# Monstergulf



## hamish8 (Sep 30, 2013)

Hi

I have recently moved to Dubai and registered with the Monstergulf website.

After registering I was contacted by someone who stated they work for Monster and that they would distribute my CV to potential employers for a fee.

Does anyone else have any experience with this?
Has anyone been offered a job this way?

It seems dodge to me, I contacted monstergulf and they assured me I could proceed with the payment.

Thanks


----------



## Eddie R (Sep 23, 2013)

It's a con and illegal in the UAE. Double check the email you responded to when contacting monstergulf, it will be part of the con too.


----------



## hamish8 (Sep 30, 2013)

Thought it was a con, but the reply did come from info at monstergulf.
I've pasted a copy of their reply below, they appear to know it is going on? 



Thank you for contacting Monster.

As per your email, we would like to confirm that Mr. Sailesh Goud is a member of our Career Advisor team of Monster com and you can go ahead with the paid service which makes your job search process much easier and faster.

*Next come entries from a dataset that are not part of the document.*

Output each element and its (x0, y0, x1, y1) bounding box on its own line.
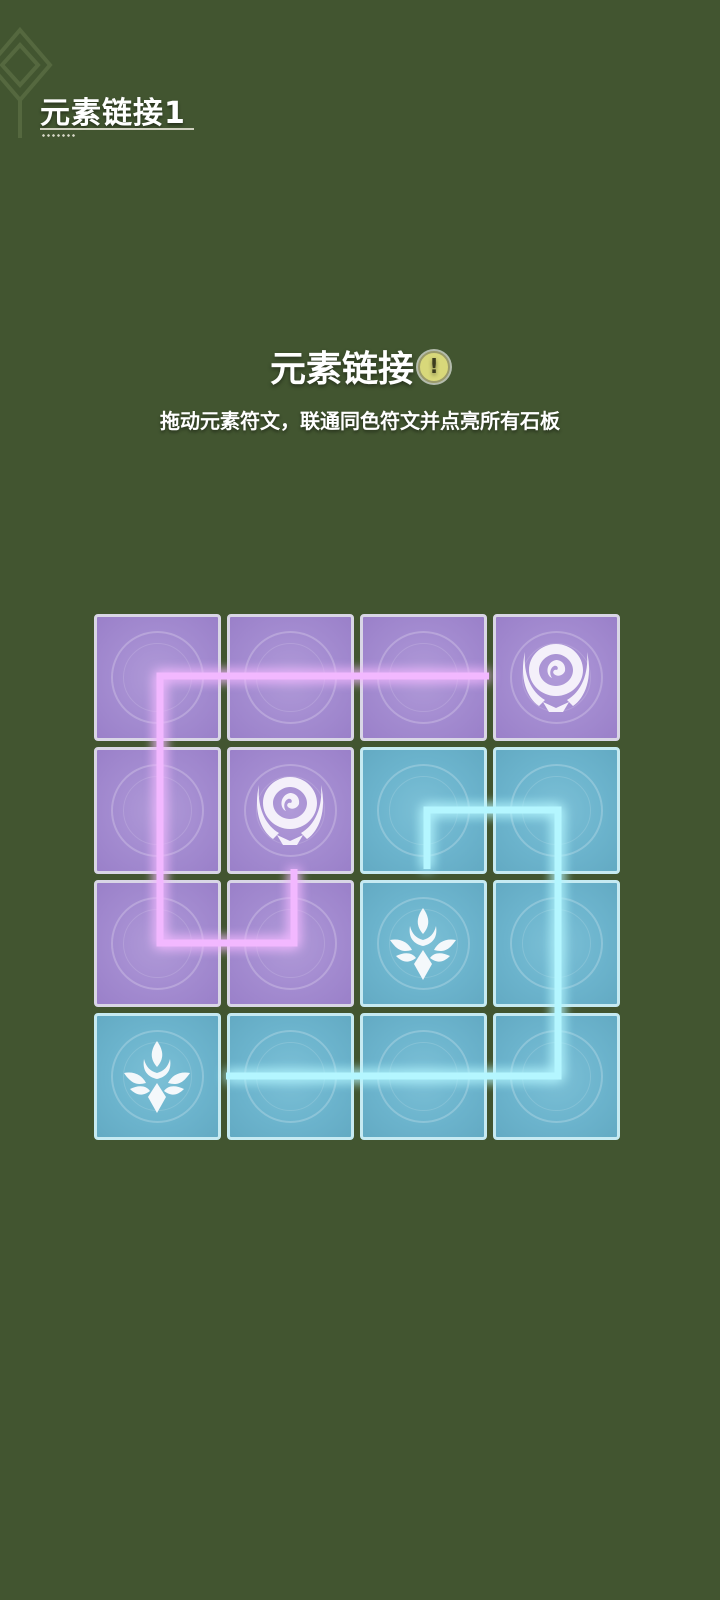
puzzle-title-row: 元素链接 (0, 340, 720, 392)
blue-tile[interactable] (360, 747, 487, 874)
blue-tile[interactable] (360, 1013, 487, 1140)
level-header: 元素链接1 (40, 88, 194, 137)
blue-tile[interactable] (493, 1013, 620, 1140)
electro-emblem-icon[interactable] (227, 747, 354, 874)
instruction-text: 拖动元素符文，联通同色符文并点亮所有石板 (160, 409, 560, 433)
level-progress-dots (41, 134, 75, 137)
purple-tile[interactable] (94, 747, 221, 874)
purple-tile[interactable] (94, 614, 221, 741)
purple-tile[interactable] (227, 614, 354, 741)
purple-tile[interactable] (227, 880, 354, 1007)
blue-tile[interactable] (227, 1013, 354, 1140)
hint-icon[interactable] (418, 351, 450, 383)
puzzle-title: 元素链接 (269, 349, 414, 390)
purple-tile[interactable] (360, 614, 487, 741)
cryo-emblem-icon[interactable] (94, 1013, 221, 1140)
puzzle-board (94, 614, 626, 1146)
electro-emblem-icon[interactable] (493, 614, 620, 741)
blue-tile[interactable] (493, 880, 620, 1007)
level-title: 元素链接1 (40, 96, 186, 131)
blue-tile[interactable] (493, 747, 620, 874)
purple-tile[interactable] (94, 880, 221, 1007)
level-underline (40, 128, 194, 130)
cryo-emblem-icon[interactable] (360, 880, 487, 1007)
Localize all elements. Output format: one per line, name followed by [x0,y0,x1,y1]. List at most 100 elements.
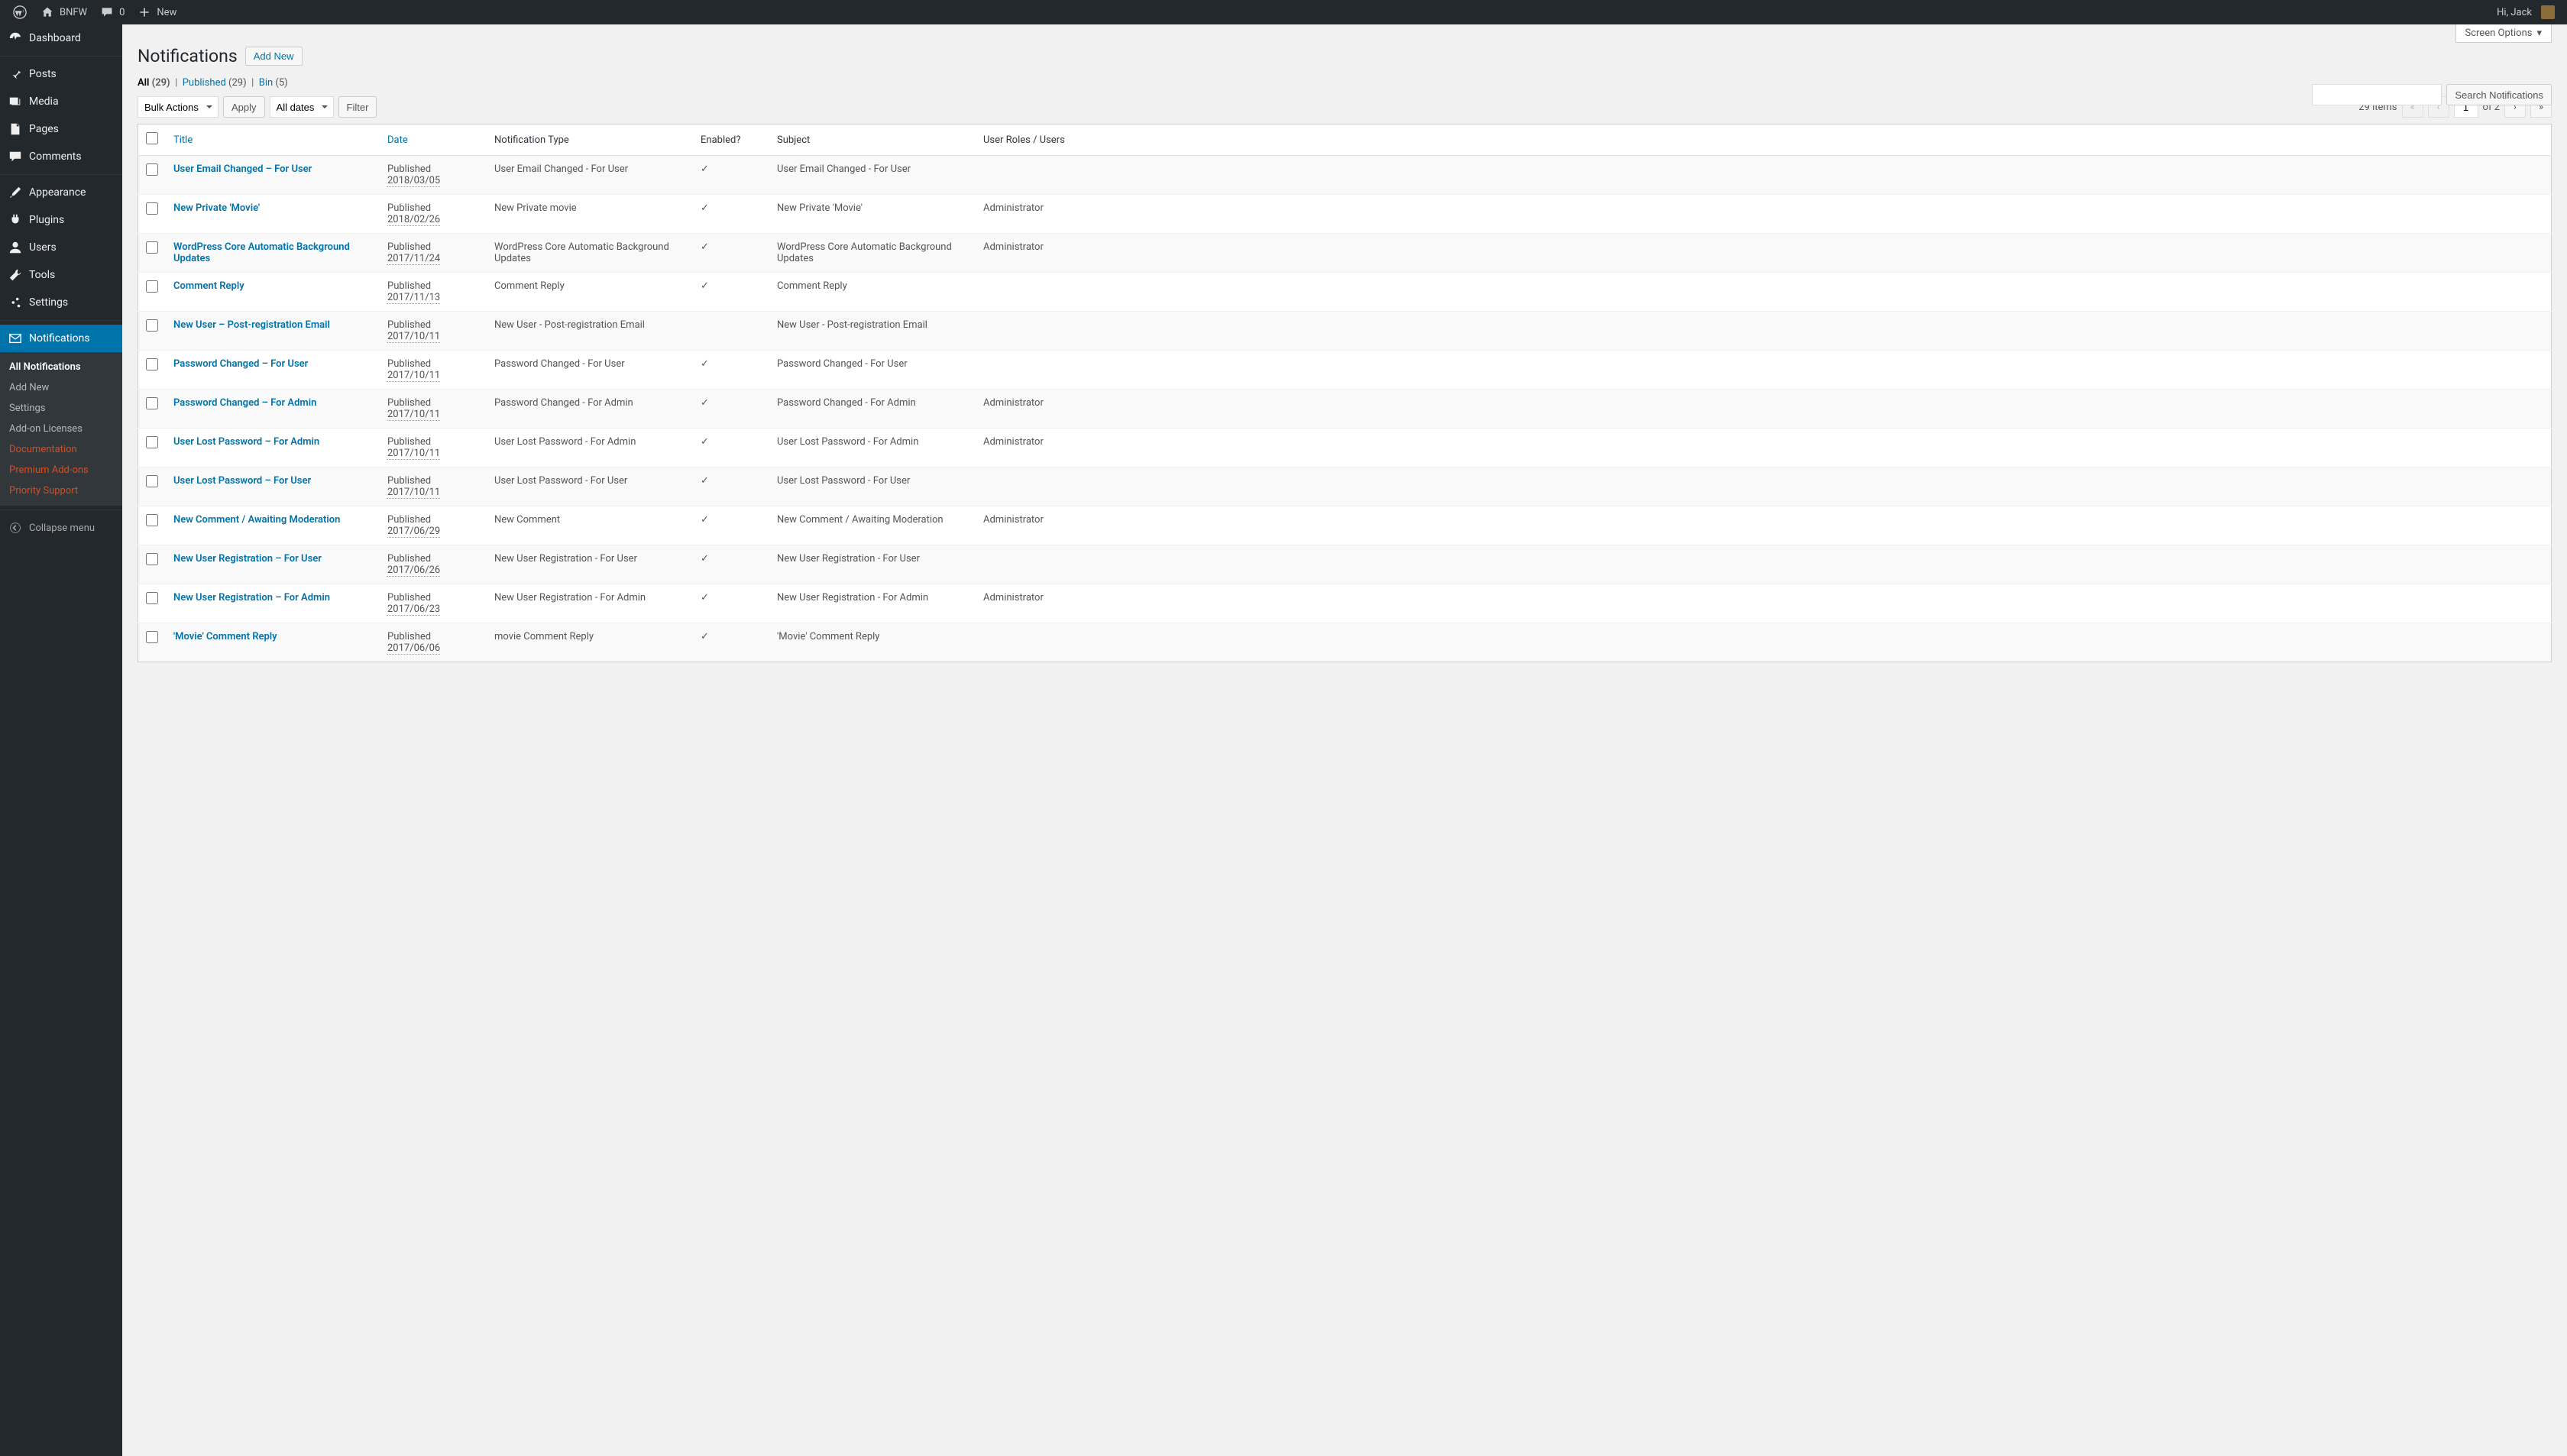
row-subject: Password Changed - For User [769,351,976,390]
menu-notifications[interactable]: Notifications [0,325,122,352]
row-title-link[interactable]: Password Changed – For Admin [173,397,316,409]
wp-logo[interactable] [6,0,34,24]
row-title-link[interactable]: User Lost Password – For User [173,475,311,487]
menu-pages[interactable]: Pages [0,115,122,143]
row-checkbox[interactable] [146,514,158,526]
screen-options-toggle[interactable]: Screen Options ▾ [2455,24,2552,43]
menu-plugins[interactable]: Plugins [0,206,122,234]
row-enabled: ✓ [693,156,769,195]
row-roles: Administrator [976,429,2552,468]
row-type: New Comment [487,506,693,545]
row-subject: New User Registration - For Admin [769,584,976,623]
row-checkbox[interactable] [146,553,158,565]
menu-dashboard[interactable]: Dashboard [0,24,122,52]
table-row: New Comment / Awaiting ModerationPublish… [138,506,2552,545]
col-date[interactable]: Date [387,134,408,146]
row-title-link[interactable]: WordPress Core Automatic Background Upda… [173,241,350,264]
table-row: User Email Changed – For User Published20… [138,156,2552,195]
row-checkbox[interactable] [146,436,158,448]
add-new-button[interactable]: Add New [245,47,303,66]
bulk-actions-select[interactable]: Bulk Actions [138,96,219,118]
table-row: Password Changed – For UserPublished2017… [138,351,2552,390]
row-enabled [693,312,769,351]
search-input[interactable] [2312,84,2442,105]
apply-button[interactable]: Apply [223,96,265,118]
new-content-link[interactable]: New [131,0,183,24]
row-enabled: ✓ [693,273,769,312]
row-title-link[interactable]: New User Registration – For User [173,553,322,565]
row-title-link[interactable]: Comment Reply [173,280,244,292]
menu-comments[interactable]: Comments [0,143,122,170]
col-title[interactable]: Title [173,134,193,146]
search-button[interactable]: Search Notifications [2446,84,2552,105]
collapse-menu[interactable]: Collapse menu [0,514,122,542]
row-checkbox[interactable] [146,280,158,293]
row-subject: New Comment / Awaiting Moderation [769,506,976,545]
row-checkbox[interactable] [146,319,158,332]
menu-posts[interactable]: Posts [0,60,122,88]
row-checkbox[interactable] [146,397,158,409]
row-enabled: ✓ [693,584,769,623]
menu-users[interactable]: Users [0,234,122,261]
submenu-addon-licenses[interactable]: Add-on Licenses [0,419,122,439]
row-checkbox[interactable] [146,631,158,643]
submenu-settings[interactable]: Settings [0,398,122,419]
collapse-icon [8,520,23,535]
row-checkbox[interactable] [146,241,158,254]
my-account-link[interactable]: Hi, Jack [2491,0,2561,24]
menu-appearance[interactable]: Appearance [0,179,122,206]
menu-tools[interactable]: Tools [0,261,122,289]
filter-published[interactable]: Published (29) [183,77,247,89]
site-name: BNFW [60,7,87,18]
site-name-link[interactable]: BNFW [34,0,93,24]
row-roles [976,623,2552,662]
filter-all[interactable]: All (29) [138,77,170,89]
select-all-checkbox[interactable] [146,132,158,144]
row-checkbox[interactable] [146,592,158,604]
row-type: New Private movie [487,195,693,234]
row-date: Published2018/03/05 [380,156,487,195]
row-title-link[interactable]: 'Movie' Comment Reply [173,631,277,642]
submenu-documentation[interactable]: Documentation [0,439,122,460]
row-title-link[interactable]: New Private 'Movie' [173,202,260,214]
row-title-link[interactable]: New Comment / Awaiting Moderation [173,514,340,526]
row-checkbox[interactable] [146,358,158,370]
menu-label: Settings [29,296,68,309]
submenu-priority-support[interactable]: Priority Support [0,480,122,501]
row-checkbox[interactable] [146,475,158,487]
row-date: Published2018/02/26 [380,195,487,234]
row-title-link[interactable]: New User Registration – For Admin [173,592,330,603]
new-label: New [157,7,176,18]
menu-label: Posts [29,68,57,80]
comments-count: 0 [119,7,125,18]
row-subject: User Email Changed - For User [769,156,976,195]
admin-bar: BNFW 0 New Hi, Jack [0,0,2567,24]
status-filters: All (29) | Published (29) | Bin (5) [138,77,2552,89]
submenu-add-new[interactable]: Add New [0,377,122,398]
col-subject: Subject [769,125,976,156]
row-enabled: ✓ [693,351,769,390]
collapse-label: Collapse menu [29,523,95,534]
row-checkbox[interactable] [146,202,158,215]
comments-link[interactable]: 0 [93,0,131,24]
notifications-table: Title Date Notification Type Enabled? Su… [138,124,2552,662]
row-title-link[interactable]: New User – Post-registration Email [173,319,330,331]
row-type: Password Changed - For Admin [487,390,693,429]
plug-icon [8,212,23,228]
filter-button[interactable]: Filter [338,96,377,118]
row-type: User Email Changed - For User [487,156,693,195]
row-subject: New User Registration - For User [769,545,976,584]
submenu-all-notifications[interactable]: All Notifications [0,357,122,377]
row-date: Published2017/10/11 [380,312,487,351]
row-title-link[interactable]: Password Changed – For User [173,358,308,370]
row-title-link[interactable]: User Lost Password – For Admin [173,436,319,448]
menu-media[interactable]: Media [0,88,122,115]
page-title: Notifications [138,46,238,66]
row-title-link[interactable]: User Email Changed – For User [173,163,312,175]
row-date: Published2017/10/11 [380,429,487,468]
row-checkbox[interactable] [146,163,158,176]
menu-settings[interactable]: Settings [0,289,122,316]
date-filter-select[interactable]: All dates [270,96,334,118]
submenu-premium-addons[interactable]: Premium Add-ons [0,460,122,480]
filter-bin[interactable]: Bin (5) [259,77,288,89]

If you need any further assistance, please contact us
Thanks & Regards,
Client Relations Team


----------



## BedouGirl (Sep 15, 2011)

Looks like he does work for them http://www.yatedo.com/p/Sailesh+Goud/normal/b4986c0aa37abe871737314972dd572c


----------



## Eddie R (Sep 23, 2013)

Maybe Monster have introduced a new product or feature then. Personally speaking, I still wouldn't bother with it.


----------



## hamish8 (Sep 30, 2013)

Yes I won't be taking up the offer!


----------